Foto: Reprodução/Site Midway Mall
Já um dos supervisores de segurança do shopping, também ouvido pela nossa reportagem, colocou em dúvida alguns pontos do relato de Diógenes. Ele negou que exista a proibição de filmar dentro do Midway Mall.
Perguntado se poderia questionar o funcionário se ele realmente havia impedido a vítima de gravar as agressões, o supervisor disse que, como o segurança estava de folga, não tinha como checar a informação.
O funcionário da segurança disse estranhar o relato de Diógenes, afirmando que, pelas imagens das câmeras de segurança, era possível ver que ele estava “segurando o celular”, aparentemente como se estivesse gravando alguma coisa.
Diógenes reafirmou que o supervisor de segurança presente no dia da agressão o impediu de filmar a confusão. Ele contou que estava de fato segurando o celular, mas para falar com seu advogado, que o instruiu a como proceder.
O máximo que Diógenes conseguiu registrar foi uma foto à distância de alguns dos agressores. A pedido dele, os seguranças do shopping informaram os nomes de dois dos homens que o agrediram com os insultos homofóbicos.
O supervisor ouvido pela nossa reportagem assegurou que os trabalhadores que atuam na segurança do shopping recebem treinamento específico para lidar com situações que envolvem casos de homofobia, entre outras formas de discriminação.
RN sem LGBTfobia
De autoria do então deputado estadual e atual deputado federal Fernando Mineiro (PT), a lei estadual nº 9.036/2007 combate e pune a discriminação por orientação sexual e identidade de gênero no Rio Grande do Norte.
A lei, conhecida como “RN sem LGBTfobia”, só foi regulamentada em fevereiro de 2024, 17 anos depois da sua aprovação pela Assembleia Legislativa do Rio Grande do Norte (ALRN), pela governadora Fátima Bezerra, através do Decreto nº 33.337.
Entre outros pontos, a lei prevê punições para qualquer manifestação discriminatória contra cidadãos homossexuais, bissexuais ou transgêneros, sendo aplicada a toda organização social ou empresa, de caráter privado ou público no RN, além de também abranger detentores de função pública, civil ou militar.
Foto: Reprodução
Já a lei estadual nº 10.761/2020, de autoria do ex-deputado estadual Sandro Pimentel (PSOL), torna obrigatória a afixação de cartazes em estabelecimentos públicos e privados informando que “Discriminação por orientação sexual e identidade de gênero é ilegal e acarreta multa – Lei Estadual nº 9.036/2007”.
O cartaz deve ter, no mínimo, 28 cm de largura por 21 cm de altura, ser afixado em local visível, de preferência na área destinada à entrada de clientes e usuários dos serviços públicos.
A lei se aplica, entre outros lugares, a “prédios comerciais” e “locais públicos de intensa movimentação de pessoas”, como é o caso do Midway Mall.
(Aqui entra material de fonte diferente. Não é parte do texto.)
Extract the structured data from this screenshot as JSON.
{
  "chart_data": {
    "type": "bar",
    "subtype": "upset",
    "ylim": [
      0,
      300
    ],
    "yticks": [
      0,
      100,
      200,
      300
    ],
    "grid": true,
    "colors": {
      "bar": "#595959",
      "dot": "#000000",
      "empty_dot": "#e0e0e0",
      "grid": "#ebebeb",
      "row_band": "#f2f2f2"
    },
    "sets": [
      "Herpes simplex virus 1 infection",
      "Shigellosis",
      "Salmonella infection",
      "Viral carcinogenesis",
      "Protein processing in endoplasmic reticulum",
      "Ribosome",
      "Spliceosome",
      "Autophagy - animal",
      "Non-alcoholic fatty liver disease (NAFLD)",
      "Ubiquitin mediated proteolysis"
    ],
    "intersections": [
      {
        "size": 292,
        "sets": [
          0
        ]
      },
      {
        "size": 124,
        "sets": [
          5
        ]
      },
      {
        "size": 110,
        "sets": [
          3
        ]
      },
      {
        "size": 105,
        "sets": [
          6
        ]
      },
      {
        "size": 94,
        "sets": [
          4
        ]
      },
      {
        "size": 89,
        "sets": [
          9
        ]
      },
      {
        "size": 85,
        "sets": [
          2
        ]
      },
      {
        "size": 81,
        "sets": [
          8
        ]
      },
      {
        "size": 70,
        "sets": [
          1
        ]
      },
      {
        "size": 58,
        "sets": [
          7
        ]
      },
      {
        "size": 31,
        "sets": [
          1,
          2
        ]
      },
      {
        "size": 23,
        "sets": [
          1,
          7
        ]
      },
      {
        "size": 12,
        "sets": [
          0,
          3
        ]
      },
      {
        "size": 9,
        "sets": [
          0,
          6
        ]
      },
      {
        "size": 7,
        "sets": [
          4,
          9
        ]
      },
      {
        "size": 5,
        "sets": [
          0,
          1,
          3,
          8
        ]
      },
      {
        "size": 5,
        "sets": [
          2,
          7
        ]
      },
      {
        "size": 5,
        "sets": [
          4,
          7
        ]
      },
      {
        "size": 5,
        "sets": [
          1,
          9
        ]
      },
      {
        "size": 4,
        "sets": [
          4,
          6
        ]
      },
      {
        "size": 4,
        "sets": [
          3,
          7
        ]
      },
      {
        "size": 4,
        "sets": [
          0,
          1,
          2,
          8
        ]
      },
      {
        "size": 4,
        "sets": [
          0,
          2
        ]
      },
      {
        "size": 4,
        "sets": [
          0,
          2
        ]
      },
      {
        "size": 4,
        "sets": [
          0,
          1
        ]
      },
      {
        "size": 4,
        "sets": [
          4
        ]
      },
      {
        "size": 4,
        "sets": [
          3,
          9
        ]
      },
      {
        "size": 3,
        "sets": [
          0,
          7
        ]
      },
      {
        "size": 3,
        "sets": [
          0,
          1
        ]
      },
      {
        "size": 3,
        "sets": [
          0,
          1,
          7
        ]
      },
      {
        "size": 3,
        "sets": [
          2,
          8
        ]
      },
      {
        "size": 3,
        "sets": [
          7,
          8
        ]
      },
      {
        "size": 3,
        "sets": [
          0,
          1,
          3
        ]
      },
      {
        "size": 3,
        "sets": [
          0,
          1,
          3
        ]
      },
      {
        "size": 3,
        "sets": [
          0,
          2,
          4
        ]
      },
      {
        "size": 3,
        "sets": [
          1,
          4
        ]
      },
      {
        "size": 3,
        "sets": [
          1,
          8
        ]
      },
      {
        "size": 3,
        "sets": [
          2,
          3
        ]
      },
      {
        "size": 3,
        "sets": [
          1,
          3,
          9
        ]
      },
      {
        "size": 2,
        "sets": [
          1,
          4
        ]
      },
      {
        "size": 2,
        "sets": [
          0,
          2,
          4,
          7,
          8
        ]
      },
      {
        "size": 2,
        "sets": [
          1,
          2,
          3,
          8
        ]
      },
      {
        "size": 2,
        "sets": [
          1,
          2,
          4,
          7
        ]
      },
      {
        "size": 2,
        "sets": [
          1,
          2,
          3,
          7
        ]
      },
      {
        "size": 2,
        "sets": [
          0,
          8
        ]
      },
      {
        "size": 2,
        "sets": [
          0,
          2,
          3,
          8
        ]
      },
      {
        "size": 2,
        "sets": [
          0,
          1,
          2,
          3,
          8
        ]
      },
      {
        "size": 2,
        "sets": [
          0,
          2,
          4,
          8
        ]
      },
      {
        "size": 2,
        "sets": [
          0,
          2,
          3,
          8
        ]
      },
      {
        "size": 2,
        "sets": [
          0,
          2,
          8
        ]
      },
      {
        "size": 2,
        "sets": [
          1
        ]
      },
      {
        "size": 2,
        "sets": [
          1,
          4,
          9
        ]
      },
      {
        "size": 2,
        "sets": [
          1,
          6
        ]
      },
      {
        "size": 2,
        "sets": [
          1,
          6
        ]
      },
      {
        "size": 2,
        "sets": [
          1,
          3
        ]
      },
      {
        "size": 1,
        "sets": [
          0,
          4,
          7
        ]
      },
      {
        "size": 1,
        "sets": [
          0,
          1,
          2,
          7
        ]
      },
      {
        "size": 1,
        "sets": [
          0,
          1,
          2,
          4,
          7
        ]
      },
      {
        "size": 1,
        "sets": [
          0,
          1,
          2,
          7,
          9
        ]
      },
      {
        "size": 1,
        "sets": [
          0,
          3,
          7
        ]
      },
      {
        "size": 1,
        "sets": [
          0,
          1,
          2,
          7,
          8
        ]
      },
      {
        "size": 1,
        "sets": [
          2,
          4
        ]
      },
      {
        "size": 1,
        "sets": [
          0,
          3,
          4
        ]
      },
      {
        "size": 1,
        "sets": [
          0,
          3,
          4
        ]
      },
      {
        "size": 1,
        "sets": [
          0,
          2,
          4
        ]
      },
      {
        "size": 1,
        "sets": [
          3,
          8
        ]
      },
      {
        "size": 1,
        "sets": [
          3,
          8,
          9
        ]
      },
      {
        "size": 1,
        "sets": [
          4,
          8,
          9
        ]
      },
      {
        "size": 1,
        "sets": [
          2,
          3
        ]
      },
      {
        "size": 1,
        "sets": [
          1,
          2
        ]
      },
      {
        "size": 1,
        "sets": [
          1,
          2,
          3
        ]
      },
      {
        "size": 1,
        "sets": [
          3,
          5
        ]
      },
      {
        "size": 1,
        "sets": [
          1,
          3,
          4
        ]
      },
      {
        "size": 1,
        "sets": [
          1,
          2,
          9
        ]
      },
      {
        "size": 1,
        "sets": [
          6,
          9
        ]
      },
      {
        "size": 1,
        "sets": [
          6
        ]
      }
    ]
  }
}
Em caso de descumprimento da legislação, o estabelecimento fica sujeito à multa, que será revertida aos órgãos de proteção aos direitos da comunidade LGBTQIA+.
Midway não cumpre Lei “RN sem LGBTfobia”
A assessoria jurídica do Midway Mall disse que desconhecia a lei que obriga a fixação dos cartazes informando sobre as penalidades para o crime de discriminação por orientação sexual e identidade de gênero no Rio Grande do Norte.
Midway Mall descumpre legislação que determinação fixação de cartaz informando sobre penalidades para o crime de LGBTfobia. Foto: Agência Saiba Mais
A nossa reportagem percorreu todos os andares do shopping e constatou que, tanto nas áreas de circulação comum, como corredores e praça de alimentação, quanto nas lojas não há nenhum cartaz afixado.
De acordo com a assessoria jurídica do shopping, a informação seria repassada para a administração do estabelecimento comercial, a fim de sanar essa deficiência, sem, no entanto, dar um prazo para que os cartazes, como determina a lei, sejam afixados.